Affirm, a financial technology company, and the Canada Pension Plan Investment Board (CPP Investments) have announced a renewed and expanded forward-flow agreement. Under this 24-month agreement, CPP Investments will commit $1.7 billion to purchasing
Affirm installment loans, with the potential to increase this commitment to $2.2 billion. This partnership is expected to support up to $8 billion in consumer loan volume over its term.

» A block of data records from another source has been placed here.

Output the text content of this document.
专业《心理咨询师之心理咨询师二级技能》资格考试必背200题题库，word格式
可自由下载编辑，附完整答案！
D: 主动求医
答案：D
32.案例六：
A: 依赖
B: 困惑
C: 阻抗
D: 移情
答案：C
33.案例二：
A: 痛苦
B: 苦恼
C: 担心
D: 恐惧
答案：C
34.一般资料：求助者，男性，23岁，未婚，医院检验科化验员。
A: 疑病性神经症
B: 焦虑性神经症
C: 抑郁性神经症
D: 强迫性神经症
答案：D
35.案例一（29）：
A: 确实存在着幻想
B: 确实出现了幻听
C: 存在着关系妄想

Since 2019, CPP Investments has purchased nearly $14 billion in Affirm assets through similar agreements. Affirm, known for offering transparent payment options without late or hidden fees, serves nearly 27 million active consumers. The company reported a gross merchandise volume of $46 billion over the last 12 months ending March 31, 2026.
Why It's Important?
This expanded partnership between Affirm and CPP Investments highlights the growing demand for alternative consumer finance solutions. By securing significant capital commitments, Affirm can continue to offer flexible payment options to consumers, which is crucial in a market where traditional credit options may not be accessible or desirable for all. This move also underscores the confidence of major institutional investors like CPP Investments in Affirm's business model and credit performance. For CPP Investments, this partnership aligns with its strategy to generate attractive returns for its contributors and beneficiaries by investing in high-performing financial assets.
What's Next?
As Affirm continues to expand its consumer base and loan offerings, the company may seek additional partnerships to further increase its funding capacity. The success of this agreement could lead to more collaborations with other institutional investors, enhancing Affirm's ability to scale its operations. Additionally, the financial technology sector may see increased interest from investors looking to capitalize on the shift towards digital and transparent financial services.